A three-judge panel of the High Court Justices Happias Zhou, Edith Mushore and Jester Charewa last on Saturday granted an urgent application stopping Chief Justice Malaba from benefiting from the changes to the Constitution.
The application was urgent as he turned 70 on Saturday and had opted to continue in office.
Speaking after the swearing-in of five judges of the Constitutional Court, Justice, Legal and Parliamentary Affairs Secretary Mrs Virginia Mabhiza pooh-poohed claims making rounds in certain billets of the media that the recent court decision crashed the nation into a constitutional crisis.
“What we see is not a constitutional crisis,” she said. “Parties have brought their cases before the court and it is entirely up to the court, the institution to which matters have been brought, to make a decision on whether or not to preside.
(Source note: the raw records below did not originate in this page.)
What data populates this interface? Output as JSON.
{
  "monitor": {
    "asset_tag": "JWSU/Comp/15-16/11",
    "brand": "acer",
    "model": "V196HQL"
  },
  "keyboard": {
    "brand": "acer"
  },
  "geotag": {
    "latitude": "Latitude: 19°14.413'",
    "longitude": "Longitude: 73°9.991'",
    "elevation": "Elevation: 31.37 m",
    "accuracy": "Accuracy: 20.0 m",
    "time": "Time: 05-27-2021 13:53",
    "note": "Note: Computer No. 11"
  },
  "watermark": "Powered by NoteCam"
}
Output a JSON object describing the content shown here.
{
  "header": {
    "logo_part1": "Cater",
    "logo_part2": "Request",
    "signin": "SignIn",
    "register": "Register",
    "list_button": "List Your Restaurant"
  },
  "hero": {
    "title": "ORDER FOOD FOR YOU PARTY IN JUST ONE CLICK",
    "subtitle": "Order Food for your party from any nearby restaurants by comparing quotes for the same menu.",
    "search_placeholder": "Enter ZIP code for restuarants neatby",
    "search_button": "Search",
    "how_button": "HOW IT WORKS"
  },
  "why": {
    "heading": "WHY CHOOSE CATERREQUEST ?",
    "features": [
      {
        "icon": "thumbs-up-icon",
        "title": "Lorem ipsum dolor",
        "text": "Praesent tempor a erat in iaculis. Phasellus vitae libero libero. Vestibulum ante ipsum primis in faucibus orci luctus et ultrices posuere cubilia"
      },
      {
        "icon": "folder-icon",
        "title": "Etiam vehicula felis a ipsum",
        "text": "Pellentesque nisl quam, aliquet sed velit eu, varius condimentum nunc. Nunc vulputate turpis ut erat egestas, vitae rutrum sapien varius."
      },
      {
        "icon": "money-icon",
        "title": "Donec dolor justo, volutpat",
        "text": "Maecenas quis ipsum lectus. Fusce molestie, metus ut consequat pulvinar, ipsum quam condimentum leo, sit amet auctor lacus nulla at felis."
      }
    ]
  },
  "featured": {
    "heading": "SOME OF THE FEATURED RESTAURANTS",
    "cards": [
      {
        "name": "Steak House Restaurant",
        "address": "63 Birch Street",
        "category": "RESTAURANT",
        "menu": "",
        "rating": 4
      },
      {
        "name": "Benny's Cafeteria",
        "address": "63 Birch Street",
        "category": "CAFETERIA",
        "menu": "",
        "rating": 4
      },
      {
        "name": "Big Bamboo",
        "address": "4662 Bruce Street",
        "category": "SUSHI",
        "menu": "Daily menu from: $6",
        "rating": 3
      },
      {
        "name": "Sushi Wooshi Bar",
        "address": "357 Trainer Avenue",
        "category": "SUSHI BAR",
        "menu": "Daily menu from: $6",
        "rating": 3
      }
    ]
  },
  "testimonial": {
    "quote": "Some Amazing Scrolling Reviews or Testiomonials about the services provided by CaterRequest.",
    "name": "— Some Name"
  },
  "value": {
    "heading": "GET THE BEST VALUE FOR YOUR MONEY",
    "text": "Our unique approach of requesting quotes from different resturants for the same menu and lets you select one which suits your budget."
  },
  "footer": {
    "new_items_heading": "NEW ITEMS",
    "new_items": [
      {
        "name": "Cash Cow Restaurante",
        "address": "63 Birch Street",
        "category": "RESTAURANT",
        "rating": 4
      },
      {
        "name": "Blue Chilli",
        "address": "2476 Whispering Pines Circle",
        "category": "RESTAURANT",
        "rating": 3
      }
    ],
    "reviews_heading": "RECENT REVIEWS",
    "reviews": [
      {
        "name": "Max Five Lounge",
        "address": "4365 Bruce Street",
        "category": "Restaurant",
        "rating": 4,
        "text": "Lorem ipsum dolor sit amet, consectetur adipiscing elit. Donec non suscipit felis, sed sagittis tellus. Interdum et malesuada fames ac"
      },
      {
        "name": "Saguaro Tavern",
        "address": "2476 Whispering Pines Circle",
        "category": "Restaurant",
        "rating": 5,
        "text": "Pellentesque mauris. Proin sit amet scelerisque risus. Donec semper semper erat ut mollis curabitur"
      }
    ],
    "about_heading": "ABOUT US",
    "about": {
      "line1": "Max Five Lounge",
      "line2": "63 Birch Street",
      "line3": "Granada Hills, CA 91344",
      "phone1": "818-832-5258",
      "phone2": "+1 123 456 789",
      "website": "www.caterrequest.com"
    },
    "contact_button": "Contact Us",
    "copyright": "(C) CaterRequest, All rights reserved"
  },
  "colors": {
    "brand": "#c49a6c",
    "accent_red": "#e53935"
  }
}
So there is no constitutional crisis at all. As you can see that the courts are functional.”
Justices Paddington Garwe, Rita Makarau, Anne-Mary Gowora, Ben Hlatshwayo and Bharat Patel took their oaths of office before Acting Chief Justice Elizabeth Gwaunza at a ceremony held at the Constitutional Court.
Mrs Mabhiza said the appointment of substantive judges of the Constitutional Court was a milestone, more importantly an alignment process of the country’s practices with the Constitution; the grace period allowing the Supreme Court to sit as the Constitutional Court expired last year and acting judges, the ones who in fact were formally appointed this week, have been sitting.
“It is a compliance issue whereby we have fulfilled what the Constitution requires that there be substantive judges to the Constitutional Court,” she said.
“So we welcome the development. You may also want to know that recently we had Constitutional Amendment Number 2 and we can also see its fulfilment through this process that has just taken place.”
The five were appointed to the Constitutional Court from a list of nominees prepared by the Judicial Services Commission, following public interviews to fill the vacancies for Constitutional Court judges on September 28 last year, where 12 shortlisted candidates were interviewed.
The need for Constitutional Court judges arose following the split of the Supreme Court and Constitutional Court benches in May last year in compliance with the Constitution, which provides for the separation of judges on the two benches.
The Chief Justice and Deputy Chief Justice sit on the Constitutional Court by right, but the other five judges are appointed as individuals from the pool of qualified and experienced candidates.
Until May last year, transitional provisions of the 2013 Constitution set the Constitutional Court to consist of the Chief Justice and the Deputy Chief Justice and seven other judges of the Supreme Court sitting together as a bench to hear any constitutional case.
As a temporary expedient, Chief Justice Malaba appointed the five senior judges of the Supreme Court to act as acting judges of the Constitutional Court.